Pardue, who plays long-haired newcomer Ronnie Bass and is nicknamed "Sunshine" by his team-mates, is already billed as a future Hollywood star and is confident the film will appeal outside the United States.
"I think if you're familiar with sports and familiar with the emotion sport brings then this movie will attract you," he says.
"The bulk of the story is about overcoming adversity and overcoming obstacles and I think everyone's done that on some level."
Pardue and Faison are happily chatting and clowning around despite being locked away in a Sydney hotel room doing promotional interviews for the movie.
Pardue snatches my notebook out of my hand while I'm momentarily distracted by their room's magnificent view of the Sydney Harbour Bridge.
But the attempt to catch a sneak-peak at the questions backfires - thanks to shorthand he's left none the wiser.
The energy and enthusiasm of both young actors is obvious as they recall the gruelling workouts they were put through before filming began.
The movie's rib-cracking tackles and high-speed action posed difficulties for most cast members, including Faison, who had never thrown a football outside his own backyard.
Early in the movie the players are sent to football camp in Gettysburg to be forcibly moulded into a team by Herman Boone, the black head coach played by Denzel Washington.

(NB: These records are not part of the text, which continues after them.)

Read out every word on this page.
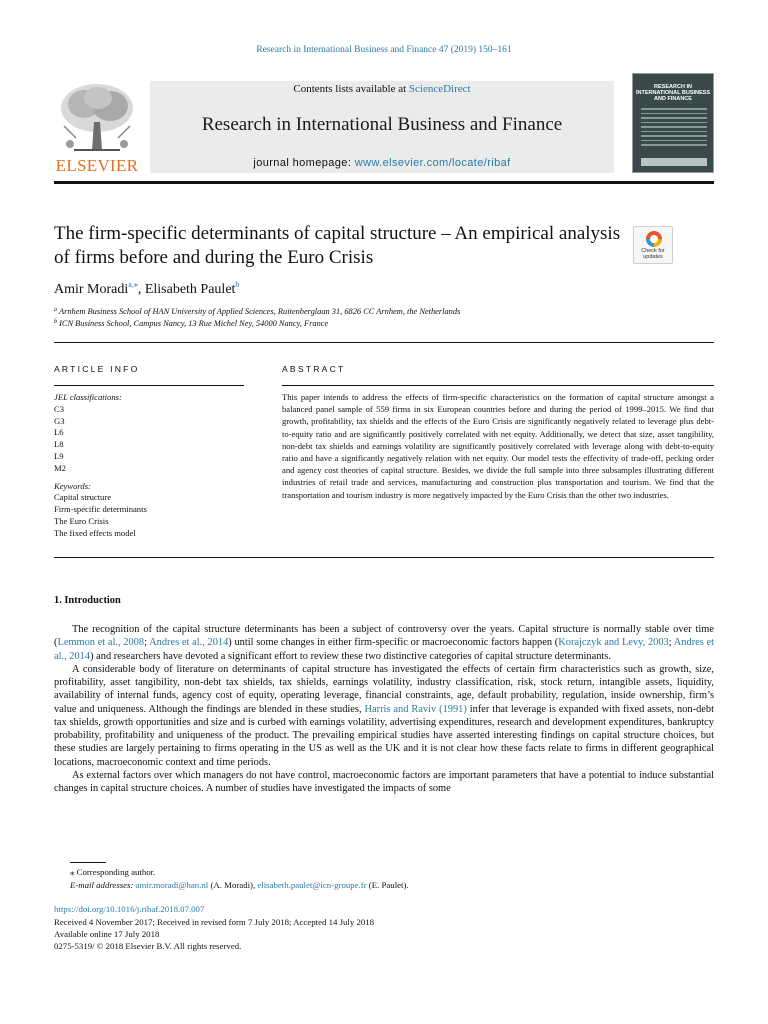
Research in International Business and Finance 47 (2019) 150–161
ELSEVIER
Contents lists available at ScienceDirect
Research in International Business and Finance
journal homepage: www.elsevier.com/locate/ribaf
RESEARCH IN INTERNATIONAL BUSINESS AND FINANCE
The firm-specific determinants of capital structure – An empirical analysis of firms before and during the Euro Crisis	Check for updates
Amir Moradi$^{a,⁎}$, Elisabeth Paulet$^b$
$^a$ Arnhem Business School of HAN University of Applied Sciences, Ruitenberglaan 31, 6826 CC Arnhem, the Netherlands
$^b$ ICN Business School, Campus Nancy, 13 Rue Michel Ney, 54000 Nancy, France
ARTICLE INFO	ABSTRACT
JEL classifications:
C3
G3
L6
L8
L9
M2
Keywords:
Capital structure
Firm-specific determinants
The Euro Crisis
The fixed effects model
This paper intends to address the effects of firm-specific characteristics on the formation of capital structure amongst a balanced panel sample of 559 firms in six European countries before and during the period of 1999–2015. We find that growth, profitability, tax shields and the effects of the Euro Crisis are significantly negatively related to leverage plus debt-to-equity ratio and are significantly positively correlated with net equity. Additionally, we detect that size, asset tangibility, non-debt tax shields and earnings volatility are significantly positively correlated with leverage along with debt-to-equity ratio and have a significantly negatively relation with net equity. Our model tests the effectivity of trade-off, pecking order and agency cost theories of capital structure. Besides, we divide the full sample into three subsamples illustrating different industries of retail trade and services, manufacturing and construction plus transportation and tourism. We find that the transportation and tourism industry is more negatively impacted by the Euro Crisis than the other two industries.
1. Introduction

The recognition of the capital structure determinants has been a subject of controversy over the years. Capital structure is normally stable over time (Lemmon et al., 2008; Andres et al., 2014) until some changes in either firm-specific or macroeconomic factors happen (Korajczyk and Levy, 2003; Andres et al., 2014) and researchers have devoted a significant effort to review these two distinctive categories of capital structure determinants.

A considerable body of literature on determinants of capital structure has investigated the effects of certain firm characteristics such as growth, size, profitability, asset tangibility, non-debt tax shields, tax shields, earnings volatility, industry classification, risk, stock return, intangible assets, liquidity, availability of internal funds, agency cost of equity, operating leverage, financial constraints, age, default probability, regulation, inside ownership, firm’s value and uniqueness. Although the findings are blended in these studies, Harris and Raviv (1991) infer that leverage is expanded with fixed assets, non-debt tax shields, growth opportunities and size and is curbed with earnings volatility, advertising expenditures, research and development expenditures, bankruptcy probability, profitability and uniqueness of the product. The prevailing empirical studies have asserted interesting findings on capital structure choices, but these studies are largely pertaining to firms operating in the US as well as the UK and it is not clear how these facts relate to firms in different geographical locations, macroeconomic context and time periods.

As external factors over which managers do not have control, macroeconomic factors are important parameters that have a potential to induce substantial changes in capital structure choices. A number of studies have investigated the impacts of some

⁎ Corresponding author.
E-mail addresses: amir.moradi@han.nl (A. Moradi), elisabeth.paulet@icn-groupe.fr (E. Paulet).
https://doi.org/10.1016/j.ribaf.2018.07.007
Received 4 November 2017; Received in revised form 7 July 2018; Accepted 14 July 2018
Available online 17 July 2018
0275-5319/ © 2018 Elsevier B.V. All rights reserved.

In preparation for these scenes the actors also packed their bags and set off to learn how to run, catch, jump and tackle the semi-professional football players who would be their on-screen opposition.
"The first day my body was literally in pain and it didn't wear off for about six days," Faison laughs. Scenes in the movie showing row upon row of padded-up players running on the spot and repeatedly dropping to the ground - an exhausting-looking practice known as "up-downs" - were also endured by the actors who had to get into shape.
"There were incidents when people literally couldn't get up and we had to do 10 more, and when they still didn't get up, 10 more," Faison says.
Even Pardue, who was one of the only actors to have played competitive football, found the going tough.
"It's really hard to make yourself run into someone on purpose and you can't complain about it because you've said you're going to do all your own stunts."
But as a recent Yale University economics graduate, Pardue is more at home on the football field than in front of a camera.
When Remember the Titans was filmed in 1999, Pardue had been acting for less than a year.
"I met a guy who started me modelling and then a couple of years after that he called me out of the blue and said, 'Why don't you come out to LA?'
"I got my first job a couple of months later. As far as Hollywood goes, this movie's opened a lot of doors for me."
Faison, on the other hand, has been appearing on stage and screen since he was 5, with New Zealanders most likely to recognise him as the ultra-hip Murray from the hit teenage movie and television series Clueless.
"This is the biggest movie I've ever been in," Faison says.
"My mum loves Denzel Washington and for me being in a movie with him is like her dream come true.
"In her eyes I've made it, I've arrived. But I kinda kept her away from the set because I was afraid she might do something crazy."
The film-makers hoped Remember the Titans would uncover some new faces, but for Pardue the thought of seeing himself on the big screen was almost too much.
"I really struggled with that for a long time. I didn't even want to go to the premiere because I hadn't seen the finished movie - and knew that guys like Denzel were in it."